Ryanair and Aer Lingus join challenge to Fingal County Council notice restricting night-time flights

Airlines submit they are directly affected by council’s enforcement notice to Dublin Airport operator

Ryanair and Aer Lingus will participate in a High Court challenge to a notice directing the operator of Dublin Airport to restrict night-time flights to a maximum of 65 per night.

Last August the Dublin Airport Authority (DAA) secured a court order pausing the effect of Fingal County Council’s enforcement notice, which was issued on grounds that the number of flights scheduled by the airport exceeds the terms of a planning condition regarding runway operations between 11pm and 7am. In seeking the order the airport operator warned it could be forced to cancel thousands of flights.

On Monday the court heard the council stands over the validity of its enforcement notice, which was issued in August following a four-month investigation. However, it has not sought to lift the High Court’s stay on its effects. The order remains in place while the dispute over its legitimacy is ongoing.

There was no objection to Ryanair and Aer Lingus joining the case as affected notice parties. The two airlines argued their interests are directly affected by the enforcement notice. The Irish Aviation Authority, which is the body charged with co-ordinating aircraft movement slots, was previously added as a notice party, while a local resident was also joined to the case on Monday.


The DAA’s senior barrister, Fintan Valentine, said it seems both his client and Fingal County Council both want the court to determine the issues between them.

Conleth Bradley SC, for the council, said his client has filed papers opposing the case.
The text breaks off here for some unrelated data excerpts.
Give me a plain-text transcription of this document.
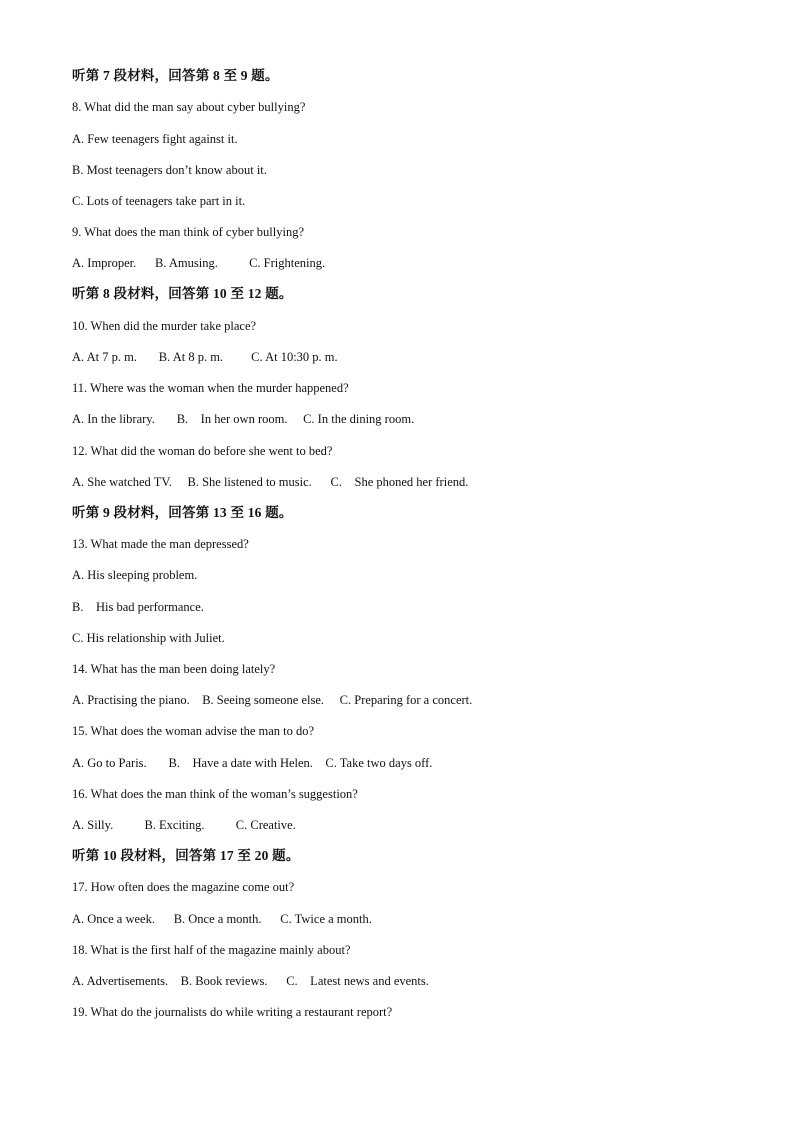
听第 7 段材料，回答第 8 至 9 题。
8. What did the man say about cyber bullying?
A. Few teenagers fight against it.
B. Most teenagers don’t know about it.
C. Lots of teenagers take part in it.
9. What does the man think of cyber bullying?
A. Improper.      B. Amusing.          C. Frightening.
听第 8 段材料，回答第 10 至 12 题。
10. When did the murder take place?
A. At 7 p. m.       B. At 8 p. m.         C. At 10:30 p. m.
11. Where was the woman when the murder happened?
A. In the library.       B.    In her own room.     C. In the dining room.
12. What did the woman do before she went to bed?
A. She watched TV.     B. She listened to music.      C.    She phoned her friend.
听第 9 段材料，回答第 13 至 16 题。
13. What made the man depressed?
A. His sleeping problem.
B.    His bad performance.
C. His relationship with Juliet.
14. What has the man been doing lately?
A. Practising the piano.    B. Seeing someone else.     C. Preparing for a concert.
15. What does the woman advise the man to do?
A. Go to Paris.       B.    Have a date with Helen.    C. Take two days off.
16. What does the man think of the woman’s suggestion?
A. Silly.          B. Exciting.          C. Creative.
听第 10 段材料，回答第 17 至 20 题。
17. How often does the magazine come out?
A. Once a week.      B. Once a month.      C. Twice a month.
18. What is the first half of the magazine mainly about?
A. Advertisements.    B. Book reviews.      C.    Latest news and events.
19. What do the journalists do while writing a restaurant report?
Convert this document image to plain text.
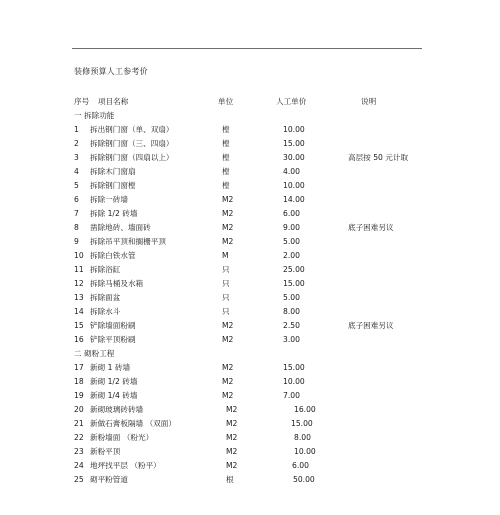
装修预算人工参考价
序号 项目名称	单位	人工单价	说明
一 拆除功能
1 拆出钢门窗（单、双扇）	樘	10.00
2 拆除钢门窗（三、四扇）	樘	15.00
3 拆除钢门窗（四扇以上）	樘	30.00	高层按 50 元计取
4 拆除木门窗扇	樘	4.00
5 拆除钢门窗樘	樘	10.00
6 拆除一砖墙	M2	14.00
7 拆除 1/2 砖墙	M2	6.00
8 凿除地砖、墙面砖	M2	9.00	底子困难另议
9 拆除吊平顶和搁栅平顶	M2	5.00
10 拆除白铁水管	M	2.00
11 拆除浴缸	只	25.00
12 拆除马桶及水箱	只	15.00
13 拆除面盆	只	5.00
14 拆除水斗	只	8.00
15 铲除墙面粉刷	M2	2.50	底子困难另议
16 铲除平顶粉刷	M2	3.00
二 砌粉工程
17 新砌 1 砖墙	M2	15.00
18 新砌 1/2 砖墙	M2	10.00
19 新砌 1/4 砖墙	M2	7.00
20 新砌玻璃砖砖墙	M2	16.00
21 新做石膏板隔墙 （双面）	M2	15.00
22 新粉墙面 （粉光）	M2	8.00
23 新粉平顶	M2	10.00
24 地坪找平层 （粉平）	M2	6.00
25 砌平粉管道	根	50.00
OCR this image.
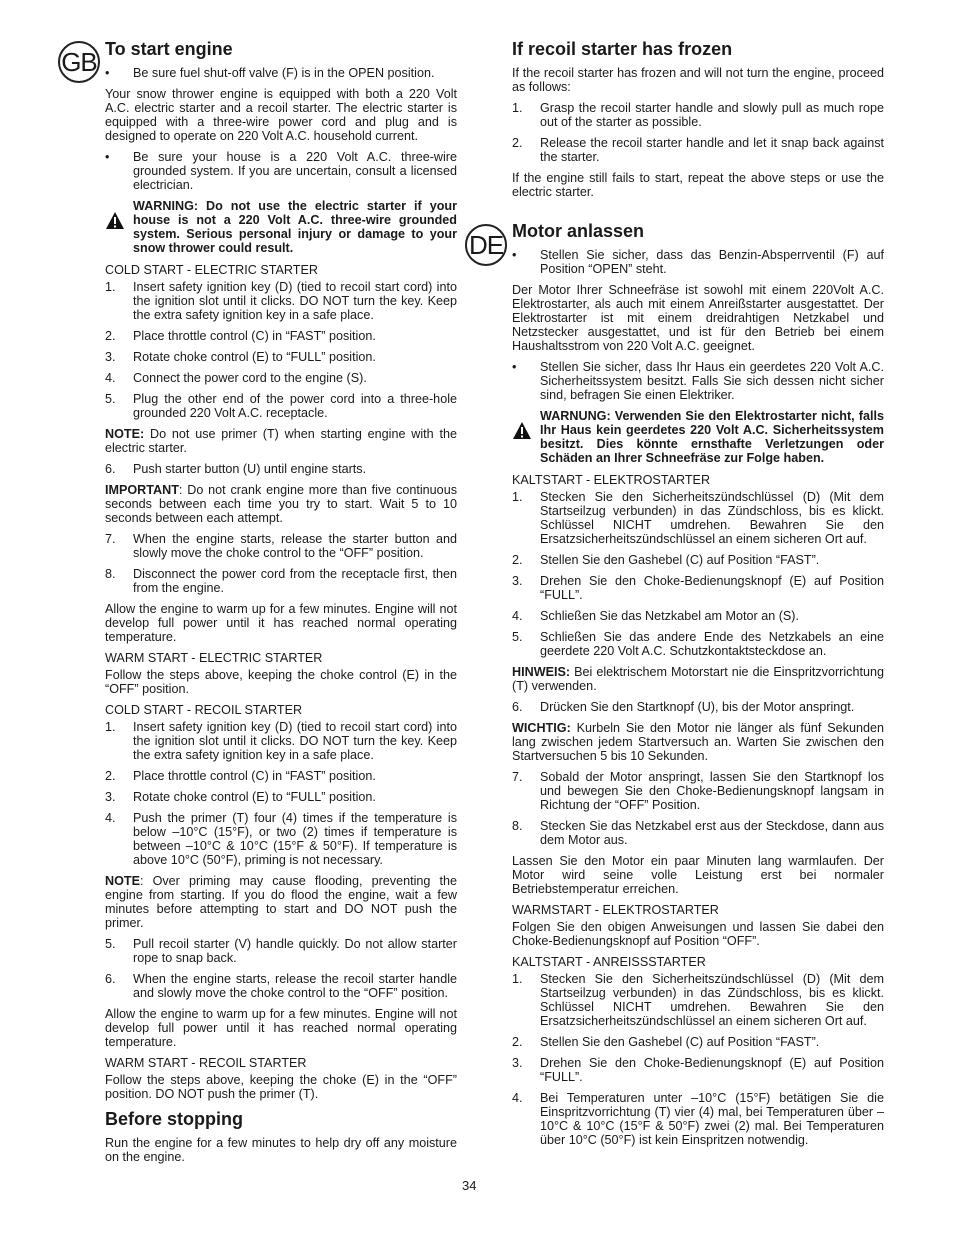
GB
DE
To start engine
• Be sure fuel shut-off valve (F) is in the OPEN position.

Your snow thrower engine is equipped with both a 220 Volt A.C. electric starter and a recoil starter. The electric starter is equipped with a three-wire power cord and plug and is designed to operate on 220 Volt A.C. household current.

• Be sure your house is a 220 Volt A.C. three-wire grounded system. If you are uncertain, consult a licensed electrician.
WARNING: Do not use the electric starter if your house is not a 220 Volt A.C. three-wire grounded system. Serious personal injury or damage to your snow thrower could result.

COLD START - ELECTRIC STARTER

1. Insert safety ignition key (D) (tied to recoil start cord) into the ignition slot until it clicks. DO NOT turn the key. Keep the extra safety ignition key in a safe place.
2. Place throttle control (C) in “FAST” position.
3. Rotate choke control (E) to “FULL” position.
4. Connect the power cord to the engine (S).
5. Plug the other end of the power cord into a three-hole grounded 220 Volt A.C. receptacle.

NOTE: Do not use primer (T) when starting engine with the electric starter.

6. Push starter button (U) until engine starts.

IMPORTANT: Do not crank engine more than five continuous seconds between each time you try to start. Wait 5 to 10 seconds between each attempt.

7. When the engine starts, release the starter button and slowly move the choke control to the “OFF” position.
8. Disconnect the power cord from the receptacle first, then from the engine.

Allow the engine to warm up for a few minutes. Engine will not develop full power until it has reached normal operating temperature.

WARM START - ELECTRIC STARTER

Follow the steps above, keeping the choke control (E) in the “OFF” position.

COLD START - RECOIL STARTER

1. Insert safety ignition key (D) (tied to recoil start cord) into the ignition slot until it clicks. DO NOT turn the key. Keep the extra safety ignition key in a safe place.
2. Place throttle control (C) in “FAST” position.
3. Rotate choke control (E) to “FULL” position.
4. Push the primer (T) four (4) times if the temperature is below –10°C (15°F), or two (2) times if temperature is between –10°C & 10°C (15°F & 50°F). If temperature is above 10°C (50°F), priming is not necessary.

NOTE: Over priming may cause flooding, preventing the engine from starting. If you do flood the engine, wait a few minutes before attempting to start and DO NOT push the primer.

5. Pull recoil starter (V) handle quickly. Do not allow starter rope to snap back.
6. When the engine starts, release the recoil starter handle and slowly move the choke control to the “OFF” position.

Allow the engine to warm up for a few minutes. Engine will not develop full power until it has reached normal operating temperature.

WARM START - RECOIL STARTER

Follow the steps above, keeping the choke (E) in the “OFF” position. DO NOT push the primer (T).

Before stopping

Run the engine for a few minutes to help dry off any moisture on the engine.

If recoil starter has frozen

If the recoil starter has frozen and will not turn the engine, proceed as follows:

1. Grasp the recoil starter handle and slowly pull as much rope out of the starter as possible.
2. Release the recoil starter handle and let it snap back against the starter.

If the engine still fails to start, repeat the above steps or use the electric starter.

Motor anlassen
• Stellen Sie sicher, dass das Benzin-Absperrventil (F) auf Position “OPEN” steht.

Der Motor Ihrer Schneefräse ist sowohl mit einem 220Volt A.C. Elektrostarter, als auch mit einem Anreißstarter ausgestattet. Der Elektrostarter ist mit einem dreidrahtigen Netzkabel und Netzstecker ausgestattet, und ist für den Betrieb bei einem Haushaltsstrom von 220 Volt A.C. geeignet.

• Stellen Sie sicher, dass Ihr Haus ein geerdetes 220 Volt A.C. Sicherheitssystem besitzt. Falls Sie sich dessen nicht sicher sind, befragen Sie einen Elektriker.
WARNUNG: Verwenden Sie den Elektrostarter nicht, falls Ihr Haus kein geerdetes 220 Volt A.C. Sicherheitssystem besitzt. Dies könnte ernsthafte Verletzungen oder Schäden an Ihrer Schneefräse zur Folge haben.

KALTSTART - ELEKTROSTARTER

1. Stecken Sie den Sicherheitszündschlüssel (D) (Mit dem Startseilzug verbunden) in das Zündschloss, bis es klickt. Schlüssel NICHT umdrehen. Bewahren Sie den Ersatzsicherheitszündschlüssel an einem sicheren Ort auf.
2. Stellen Sie den Gashebel (C) auf Position “FAST”.
3. Drehen Sie den Choke-Bedienungsknopf (E) auf Position “FULL”.
4. Schließen Sie das Netzkabel am Motor an (S).
5. Schließen Sie das andere Ende des Netzkabels an eine geerdete 220 Volt A.C. Schutzkontaktsteckdose an.

HINWEIS: Bei elektrischem Motorstart nie die Einspritzvorrichtung (T) verwenden.

6. Drücken Sie den Startknopf (U), bis der Motor anspringt.

WICHTIG: Kurbeln Sie den Motor nie länger als fünf Sekunden lang zwischen jedem Startversuch an. Warten Sie zwischen den Startversuchen 5 bis 10 Sekunden.

7. Sobald der Motor anspringt, lassen Sie den Startknopf los und bewegen Sie den Choke-Bedienungsknopf langsam in Richtung der “OFF” Position.
8. Stecken Sie das Netzkabel erst aus der Steckdose, dann aus dem Motor aus.

Lassen Sie den Motor ein paar Minuten lang warmlaufen. Der Motor wird seine volle Leistung erst bei normaler Betriebstemperatur erreichen.

WARMSTART - ELEKTROSTARTER

Folgen Sie den obigen Anweisungen und lassen Sie dabei den Choke-Bedienungsknopf auf Position “OFF”.

KALTSTART - ANREISSSTARTER

1. Stecken Sie den Sicherheitszündschlüssel (D) (Mit dem Startseilzug verbunden) in das Zündschloss, bis es klickt. Schlüssel NICHT umdrehen. Bewahren Sie den Ersatzsicherheitszündschlüssel an einem sicheren Ort auf.
2. Stellen Sie den Gashebel (C) auf Position “FAST”.
3. Drehen Sie den Choke-Bedienungsknopf (E) auf Position “FULL”.
4. Bei Temperaturen unter –10°C (15°F) betätigen Sie die Einspritzvorrichtung (T) vier (4) mal, bei Temperaturen über –10°C & 10°C (15°F & 50°F) zwei (2) mal. Bei Temperaturen über 10°C (50°F) ist kein Einspritzen notwendig.
34
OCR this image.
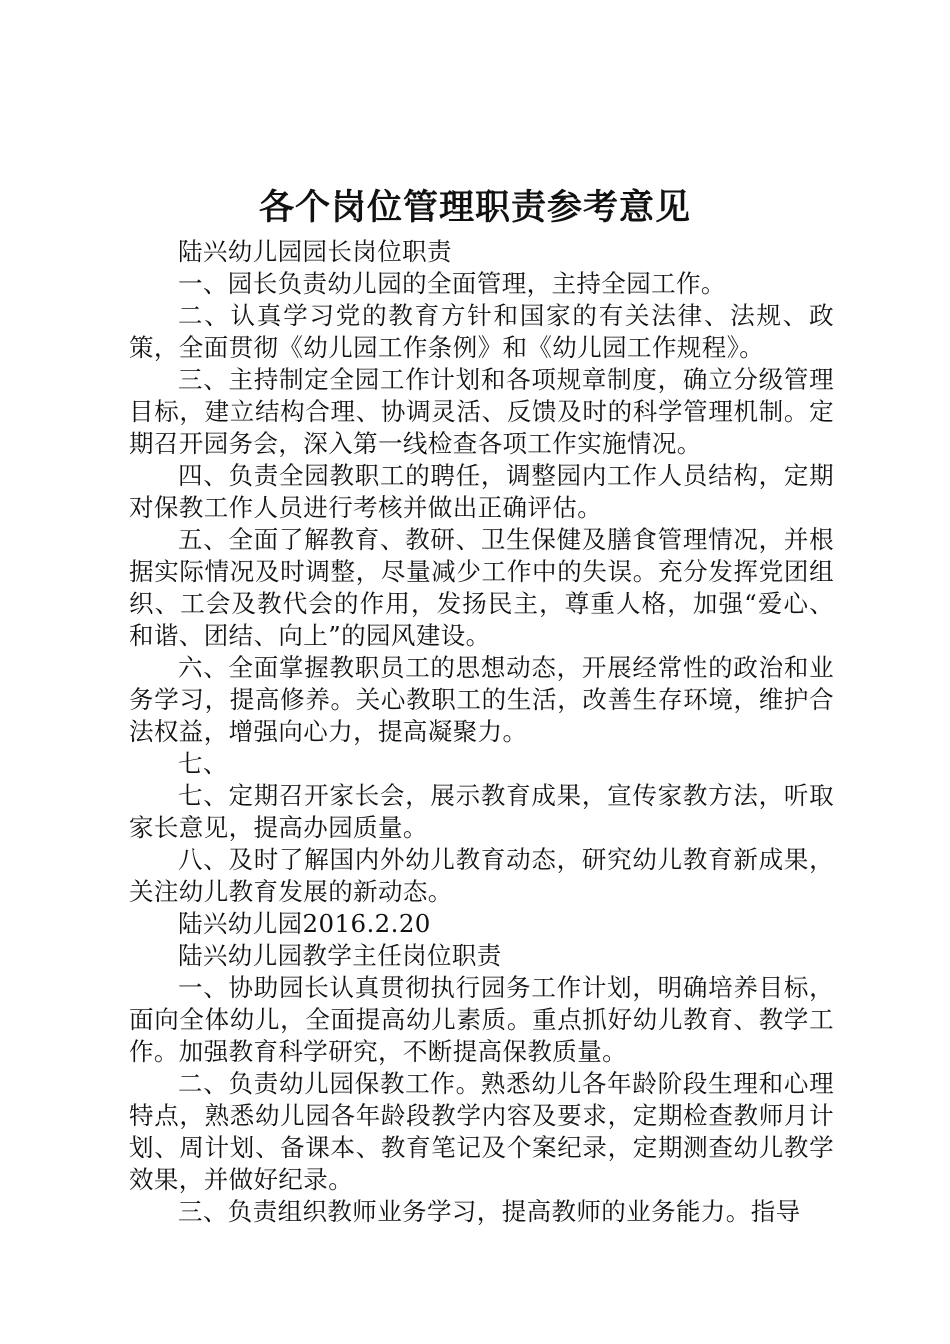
各个岗位管理职责参考意见

陆兴幼儿园园长岗位职责

一、园长负责幼儿园的全面管理，主持全园工作。

二、认真学习党的教育方针和国家的有关法律、法规、政策，全面贯彻《幼儿园工作条例》和《幼儿园工作规程》。

三、主持制定全园工作计划和各项规章制度，确立分级管理目标，建立结构合理、协调灵活、反馈及时的科学管理机制。定期召开园务会，深入第一线检查各项工作实施情况。

四、负责全园教职工的聘任，调整园内工作人员结构，定期对保教工作人员进行考核并做出正确评估。

五、全面了解教育、教研、卫生保健及膳食管理情况，并根据实际情况及时调整，尽量减少工作中的失误。充分发挥党团组织、工会及教代会的作用，发扬民主，尊重人格，加强“爱心、和谐、团结、向上”的园风建设。

六、全面掌握教职员工的思想动态，开展经常性的政治和业务学习，提高修养。关心教职工的生活，改善生存环境，维护合法权益，增强向心力，提高凝聚力。

七、

七、定期召开家长会，展示教育成果，宣传家教方法，听取家长意见，提高办园质量。

八、及时了解国内外幼儿教育动态，研究幼儿教育新成果，关注幼儿教育发展的新动态。

陆兴幼儿园2016.2.20

陆兴幼儿园教学主任岗位职责

一、协助园长认真贯彻执行园务工作计划，明确培养目标，面向全体幼儿，全面提高幼儿素质。重点抓好幼儿教育、教学工作。加强教育科学研究，不断提高保教质量。

二、负责幼儿园保教工作。熟悉幼儿各年龄阶段生理和心理特点，熟悉幼儿园各年龄段教学内容及要求，定期检查教师月计划、周计划、备课本、教育笔记及个案纪录，定期测查幼儿教学效果，并做好纪录。

三、负责组织教师业务学习，提高教师的业务能力。指导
The DAA’s judicial review was “misconceived” as it has challenged the enforcement notice but not the decision to issue it.

Mr Justice Richard Humphreys gave permission for the parties to file amended legal documents in the case, which will return to court next week.

In its action against the council the DAA claims the enforcement notice is unreasoned, vague and has no legal effect. The authority says it does not know what steps it must take to comply with the notice and thousands of passengers could be affected.

The DAA says the notice fails to consider the role of the Irish Aviation Authority. It also restricts the operation of an airport in the European Union which is contrary to EU regulations and disregards obligations under the 2007 Air Traffic Agreement between the EU and the United States.